Biological Psychological Social
Predisposing • Family history of psychosis and schizophrenia ? (Step 4) ? (Step 3)
Precipitating • History of cannabis use at early age ? (Step 5) • Social isolation and withdrawn from family members
Perpetuating • Discontinuation of antipsychotics
• Ongoing cannabis use and smoking, reducing the effectiveness of medications, and also exacerbating risk of psychosis
? (Step 6) • Ongoing social isolation due to psychosis causing him to be fearful of others
Protective • Medically healthy
• Previously responded to antipsychotic medications
• No history of developmental delay or head injuries
? (Step 7) • Followed by an early intervention in psychosis team
• Supported by girlfriend and several close friends
• University educated

Now here is one potential example of a predisposing social and psychological formulation of psychosis (again, there are no right or wrong ways to formulate, it depends on the patient you have in front of you!)

Example of A Possible Psychological Formulation of Psychosis/Schizophrenia

Step Factor Description
Step 3 Social (Predisposing) • History of immigration (increases risk for psychosis)
• Absent father, abusive mother, unstable home life
Step 4 Psychological (Predisposing) Long-standing feelings of isolation and insecurity since childhood
Step 5 Psychological (Precipitating) Joined a gang, entering a stressful lifestyle, led to increased hyper-vigilance and paranoia in the past few months
Step 6 Psychological (Perpetuating) • Ongoing delusions leading patient become suspicious of healthcare workers/family
• Psychosis leading to poor insight, and inability to reality test. He is unable to understand that persecutory delusions are a function of his psychosis.
Step 7 Psychological (Protective) • Previously responded well to CBT for psychosis
• Psychologically-minded and insightful when well

Here's what the completed table would look like with the psychological factors incorporated.

Completed Formulation for Schizophrenia (Initial)

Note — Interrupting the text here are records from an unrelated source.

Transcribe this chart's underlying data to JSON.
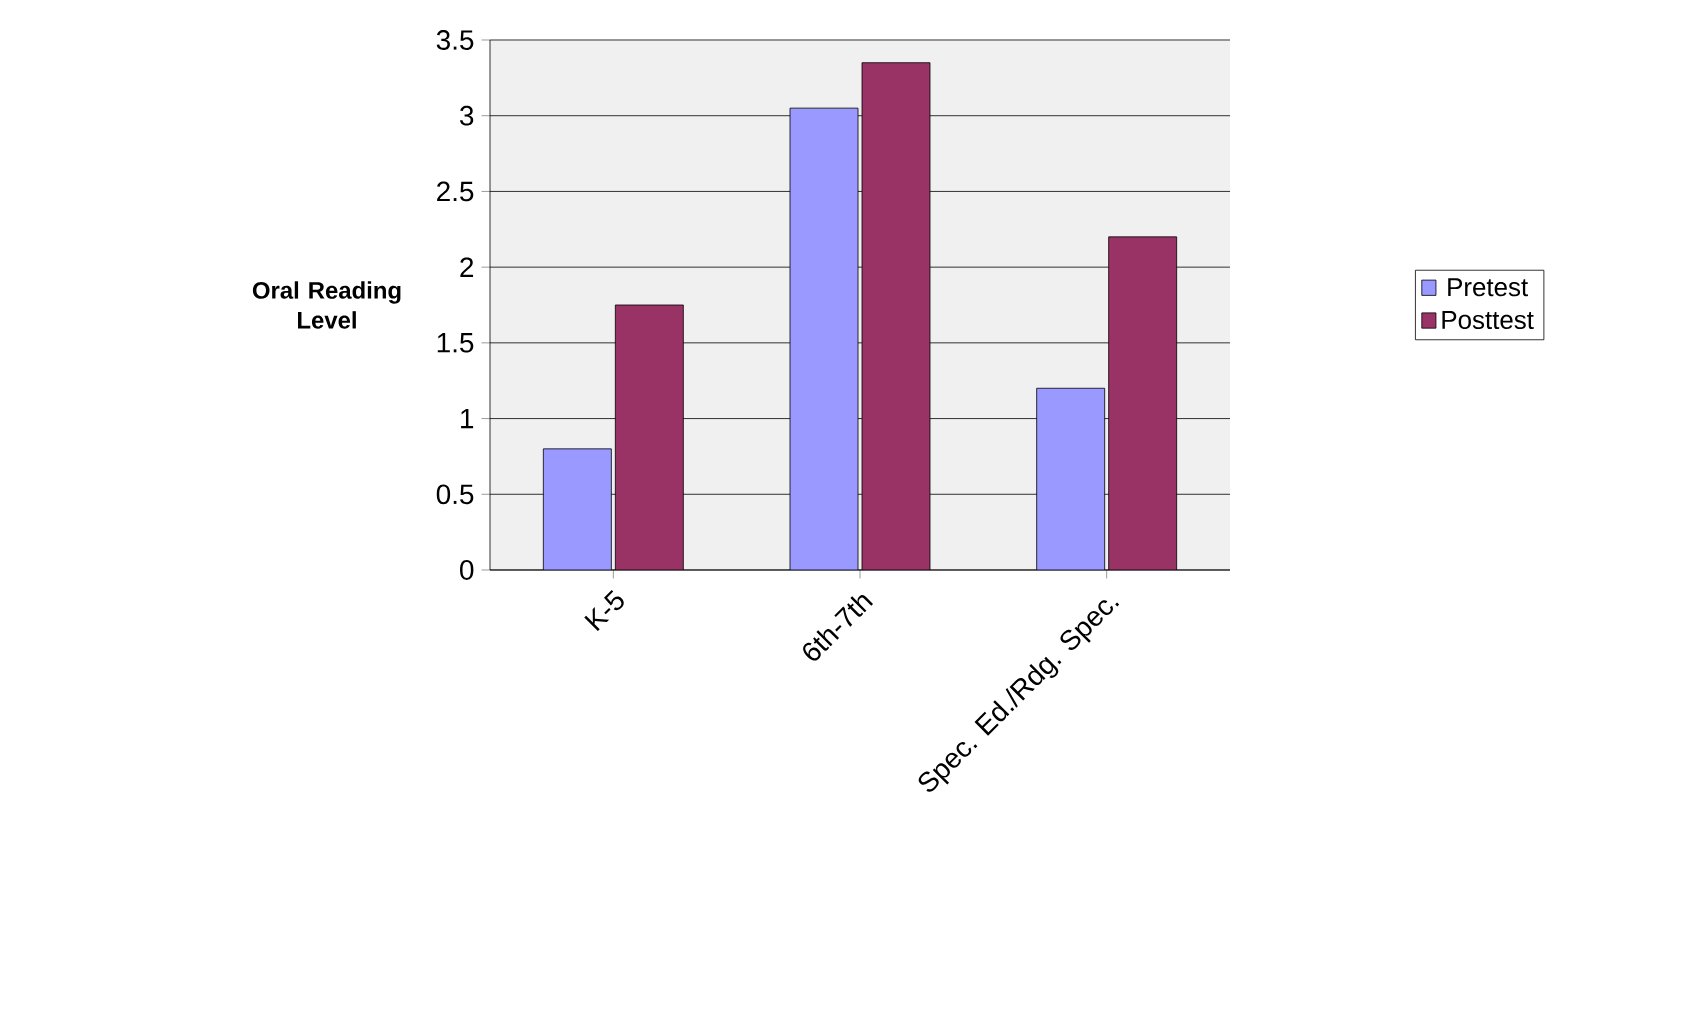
{
  "chart_data": {
    "type": "bar",
    "ylabel": "Oral Reading Level",
    "categories": [
      "K-5",
      "6th-7th",
      "Spec. Ed./Rdg. Spec."
    ],
    "series": [
      {
        "name": "Pretest",
        "color": "#9999ff",
        "values": [
          0.8,
          3.05,
          1.2
        ]
      },
      {
        "name": "Posttest",
        "color": "#993366",
        "values": [
          1.75,
          3.35,
          2.2
        ]
      }
    ],
    "ylim": [
      0,
      3.5
    ],
    "yticks": [
      0,
      0.5,
      1,
      1.5,
      2,
      2.5,
      3,
      3.5
    ],
    "grid": "y",
    "legend": "right"
  }
}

Biological Psychological Social
Predisposing • Family history of psychosis and schizophrenia Long-standing feelings of isolation and insecurity since childhood • History of immigration (increases risk for psychosis)
• Absent father, abusive mother, unstable home life
Precipitating • History of cannabis use at early age Joined a gang, entering a stressful lifestyle, led to increased hyper-vigilance and paranoia in the past few months • Social isolation and withdrawn from family members
Perpetuating • Discontinuation of antipsychotics
• Ongoing cannabis use and smoking, reducing the effectiveness of medications, and also exacerbating risk of psychosis
• Ongoing delusions leading patient become suspicious of healthcare workers/family
• Psychosis leading to poor insight, and inability to reality test. He is unable to understand that persecutory delusions are function of his psychosis.
• Ongoing social isolation due to psychosis causing him to be fearful of others
Protective • Medically healthy
• Previously responded to antipsychotic medications
• No history of developmental delay or head injuries
• Previously responded well to CBT for psychosis
• Psychologically-minded and insightful when well
• Followed by an early intervention in psychosis team
• Supported by girlfriend and several close friends
• University educated

As you do more formulation, you will notice that patients tend to present in “templates,” that is, certain diagnoses tend to follow a certain common theme of predisposing, precipitating, and perpetuating factors. The more you formulate, it can be helpful to have a rough template of different formulations for different diagnoses (e.g. - depression, self-harm, mania/psychosis, anxiety, etc.) It will make your job of formulating much easier.